Estirando el brazo, el hechicero señaló un punto lejano. Su negra túnica brillaba en torno a la mano que mantenía erguida contra el cielo nocturno, lívida y enjuta como si ninguna carne cubriera los huesos.

—En aquel cerro brilla una luz.

Todos se volvieron en la dirección que indicaba, incluso los draconianos. En el otro extremo de la yerma llanura Caramon distinguió el oscuro contorno de una montaña, que se destacaba en el iluminado desierto. En efecto, en su cima fulguraba un resplandor tan blanco y tan puro que se asemejaba a una estrella.

—Alguien os aguarda allí —anunció Raistlin.

—¿Quién Tanis? —inquirió ansioso el guerrero.

El mago lanzó una furtiva mirada a Tasslehoff, que estaba absorto en la contemplación de la luz.

—Fizban —afirmó el kender más que preguntarlo.

—Sí —corroboró Raistlin—. Ahora debo abandonaros.

—¿Cómo? —protestó Caramon—. Ven conmigo, con nosotros. ¡Debemos ir juntos a ver a Fizban!

—Un encuentro entre él y yo no resultaría agradable para nadie. —Meneó la cabeza, y al hacerlo flotaron a su alrededor los pliegues de su capucha.

—¿Qué me dices de ellos? —El hombretón señaló a los draconianos.

Tras emitir un hondo suspiro Raistlin se situó frente a los soldados y, extendiendo la mano, pronunció unas extrañas palabras. Las criaturas retrocedieron con el semblante retorcido en muecas de espanto pero, pese al grito de horror de Caramon, nada impidió que el relámpago letal surgiera de las yemas de los dedos del hechicero. Entre gritos agónicos, los reptilianos ardieron en llamas y cayeron al suelo convulsionados. Sus cuerpos se tornaron de piedra cuando la muerte los envolvió en su manto.

—No necesitabas hacerlo, Raistlin —le imprecó Tika temblando ante la escena—. Nos habrían dejado tranquilos de todos modos.

—Y la guerra ha terminado —coreó Caramon disgustado.

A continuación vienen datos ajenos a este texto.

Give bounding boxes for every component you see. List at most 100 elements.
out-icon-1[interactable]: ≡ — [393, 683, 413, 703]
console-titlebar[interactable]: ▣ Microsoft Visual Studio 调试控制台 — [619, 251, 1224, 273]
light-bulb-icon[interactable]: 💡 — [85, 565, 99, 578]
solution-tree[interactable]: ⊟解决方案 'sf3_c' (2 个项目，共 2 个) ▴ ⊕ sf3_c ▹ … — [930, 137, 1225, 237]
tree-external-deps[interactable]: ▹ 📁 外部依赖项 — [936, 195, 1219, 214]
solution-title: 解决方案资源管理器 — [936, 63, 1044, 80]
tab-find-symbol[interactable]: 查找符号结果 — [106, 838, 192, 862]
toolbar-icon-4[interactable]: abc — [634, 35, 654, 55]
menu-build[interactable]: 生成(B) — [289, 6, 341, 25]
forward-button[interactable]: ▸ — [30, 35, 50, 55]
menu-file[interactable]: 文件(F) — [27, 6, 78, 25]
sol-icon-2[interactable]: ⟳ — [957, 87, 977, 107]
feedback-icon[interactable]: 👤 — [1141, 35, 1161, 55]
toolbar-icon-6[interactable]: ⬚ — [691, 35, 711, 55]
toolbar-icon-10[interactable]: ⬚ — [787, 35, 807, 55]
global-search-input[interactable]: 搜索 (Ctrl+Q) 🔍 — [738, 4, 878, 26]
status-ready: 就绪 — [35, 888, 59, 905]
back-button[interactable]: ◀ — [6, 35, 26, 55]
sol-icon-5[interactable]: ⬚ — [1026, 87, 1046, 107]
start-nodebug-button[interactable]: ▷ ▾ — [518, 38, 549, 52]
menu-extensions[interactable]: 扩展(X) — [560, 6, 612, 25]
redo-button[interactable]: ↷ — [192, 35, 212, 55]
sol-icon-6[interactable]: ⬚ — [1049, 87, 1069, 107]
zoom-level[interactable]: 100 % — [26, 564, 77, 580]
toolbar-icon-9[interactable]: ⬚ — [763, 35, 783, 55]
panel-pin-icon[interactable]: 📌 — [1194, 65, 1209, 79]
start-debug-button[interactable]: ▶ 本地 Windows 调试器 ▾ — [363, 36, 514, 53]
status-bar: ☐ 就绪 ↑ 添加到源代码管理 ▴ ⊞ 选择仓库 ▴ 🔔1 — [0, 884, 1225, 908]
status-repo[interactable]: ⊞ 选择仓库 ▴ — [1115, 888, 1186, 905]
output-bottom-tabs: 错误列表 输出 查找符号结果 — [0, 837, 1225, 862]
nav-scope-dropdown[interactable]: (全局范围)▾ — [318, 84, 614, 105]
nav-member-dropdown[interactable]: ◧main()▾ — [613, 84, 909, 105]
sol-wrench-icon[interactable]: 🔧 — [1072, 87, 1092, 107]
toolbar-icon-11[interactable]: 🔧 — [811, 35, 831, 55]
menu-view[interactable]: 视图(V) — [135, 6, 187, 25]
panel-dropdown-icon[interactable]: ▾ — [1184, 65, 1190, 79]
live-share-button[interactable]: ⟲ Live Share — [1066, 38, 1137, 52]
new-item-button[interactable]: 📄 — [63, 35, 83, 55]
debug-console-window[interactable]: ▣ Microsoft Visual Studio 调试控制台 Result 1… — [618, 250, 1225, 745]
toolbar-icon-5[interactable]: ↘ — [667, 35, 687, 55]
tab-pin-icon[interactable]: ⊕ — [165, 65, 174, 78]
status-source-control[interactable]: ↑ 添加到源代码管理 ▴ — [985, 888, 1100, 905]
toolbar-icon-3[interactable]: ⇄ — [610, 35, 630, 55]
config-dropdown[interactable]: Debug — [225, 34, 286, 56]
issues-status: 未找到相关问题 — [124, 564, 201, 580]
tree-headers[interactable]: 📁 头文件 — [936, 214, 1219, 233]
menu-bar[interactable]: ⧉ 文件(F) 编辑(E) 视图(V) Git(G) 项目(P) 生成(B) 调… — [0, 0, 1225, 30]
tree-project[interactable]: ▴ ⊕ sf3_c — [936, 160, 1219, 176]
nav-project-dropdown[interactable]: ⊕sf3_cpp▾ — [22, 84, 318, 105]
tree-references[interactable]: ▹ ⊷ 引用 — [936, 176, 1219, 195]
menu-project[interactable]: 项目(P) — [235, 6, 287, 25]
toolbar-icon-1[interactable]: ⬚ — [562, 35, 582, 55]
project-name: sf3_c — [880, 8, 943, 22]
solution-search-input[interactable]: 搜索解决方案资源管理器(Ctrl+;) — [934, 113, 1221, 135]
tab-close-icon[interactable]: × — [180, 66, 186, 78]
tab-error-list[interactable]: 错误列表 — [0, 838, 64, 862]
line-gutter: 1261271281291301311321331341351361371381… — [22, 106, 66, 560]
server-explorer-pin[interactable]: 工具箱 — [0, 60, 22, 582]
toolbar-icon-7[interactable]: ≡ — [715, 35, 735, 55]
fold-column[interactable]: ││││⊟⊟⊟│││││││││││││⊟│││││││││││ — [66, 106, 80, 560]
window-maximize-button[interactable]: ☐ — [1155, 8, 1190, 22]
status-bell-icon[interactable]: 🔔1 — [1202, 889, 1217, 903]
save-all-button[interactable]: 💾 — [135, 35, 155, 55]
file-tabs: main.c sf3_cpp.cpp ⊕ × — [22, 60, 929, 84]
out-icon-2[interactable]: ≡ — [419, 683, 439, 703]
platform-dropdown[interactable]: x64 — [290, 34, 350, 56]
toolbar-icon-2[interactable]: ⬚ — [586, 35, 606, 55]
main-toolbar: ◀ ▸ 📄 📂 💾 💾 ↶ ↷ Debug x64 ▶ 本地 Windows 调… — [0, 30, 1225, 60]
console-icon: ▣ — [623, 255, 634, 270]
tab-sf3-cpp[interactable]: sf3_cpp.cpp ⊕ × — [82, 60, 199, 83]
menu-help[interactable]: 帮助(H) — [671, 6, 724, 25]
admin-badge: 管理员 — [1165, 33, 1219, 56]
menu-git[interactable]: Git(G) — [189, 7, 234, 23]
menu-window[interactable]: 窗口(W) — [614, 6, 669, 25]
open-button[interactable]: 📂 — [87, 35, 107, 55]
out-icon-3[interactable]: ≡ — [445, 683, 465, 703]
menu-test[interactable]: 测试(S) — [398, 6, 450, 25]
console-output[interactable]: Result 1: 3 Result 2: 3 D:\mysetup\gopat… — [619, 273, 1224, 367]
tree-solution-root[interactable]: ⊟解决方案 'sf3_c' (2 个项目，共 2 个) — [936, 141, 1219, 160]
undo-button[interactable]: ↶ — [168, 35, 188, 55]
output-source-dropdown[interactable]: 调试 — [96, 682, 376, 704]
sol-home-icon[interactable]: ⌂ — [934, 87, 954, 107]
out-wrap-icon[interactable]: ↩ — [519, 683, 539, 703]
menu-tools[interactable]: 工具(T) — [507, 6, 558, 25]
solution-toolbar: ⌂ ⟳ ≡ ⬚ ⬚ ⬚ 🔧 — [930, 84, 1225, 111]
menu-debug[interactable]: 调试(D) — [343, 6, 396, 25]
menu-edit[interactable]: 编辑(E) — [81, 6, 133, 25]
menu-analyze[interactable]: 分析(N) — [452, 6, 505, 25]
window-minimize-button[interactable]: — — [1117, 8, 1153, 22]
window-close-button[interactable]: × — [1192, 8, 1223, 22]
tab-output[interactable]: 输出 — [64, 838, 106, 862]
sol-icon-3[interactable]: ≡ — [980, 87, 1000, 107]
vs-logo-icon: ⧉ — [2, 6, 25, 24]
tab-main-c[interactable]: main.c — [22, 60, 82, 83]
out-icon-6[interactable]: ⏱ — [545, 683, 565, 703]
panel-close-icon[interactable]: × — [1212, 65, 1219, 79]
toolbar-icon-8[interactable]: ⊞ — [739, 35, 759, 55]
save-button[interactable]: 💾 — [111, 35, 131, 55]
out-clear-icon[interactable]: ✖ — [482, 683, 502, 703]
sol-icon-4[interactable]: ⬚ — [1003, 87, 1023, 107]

—¿De verdad? —preguntó el mago con su habitual sarcasmo, al mismo tiempo que extraía un pequeño saquito negro de un bolsillo de su túnica del que extrajo el codiciado Orbe de los Dragones—. Son estos débiles y sentimentales balbuceos los que garantizan la continuidad del conflicto. Los draconianos —apuntó con el índice a las estatuas— no pertenecen a Krynn, fueron creados mediante el más oscuro de todos los ritos arcanos. Lo sé porque presencié su nacimiento. Nunca os habrían dejado tranquilos —concluyó con una voz aguda que pretendía imitar a la de Tika.

El guerrero enrojeció e intentó hablar pero, en vista de que Raistlin no le prestaba atención, resolvió guardar silencio.

Absorto una vez más en su magia, el hechicero se inmovilizó con los dedos cerrados en torno al Orbe. La niebla multicolor se arremolinó en el interior del cristal al son de su enigmático canto, antes de fundirse en un luz pura y radiante que brotó en un único haz.

El enteco nigromante escudriñó el cielo en la actitud del que espera un acontecimiento. Éste no tardó en producirse: pasados unos segundos, eclipsó los astros de la noche una sombra gigantesca. Tika, alarmada, se refugió en el brazo que le ofrecía Caramon, si bien también él se estremeció y de un modo instintivo tomó la espada en sus manos.

—¡Un Dragón! —exclamó Tasslehoff sobrecogido—. ¡Es enorme! Nunca había visto uno de proporciones tan descomunales. ¿O quizá sí? Por algún motivo, me resulta familiar.

—Aparecía en el sueño —explicó Raistlin, restituyendo la cristalina esfera a su saquillo—. Se trata de Cyan Bloodbane, el Dragón que atormentó al infortunado Lorac, rey de los elfos.

—¿Qué hace aquí? —indagó Caramon asaltado por un súbito recelo.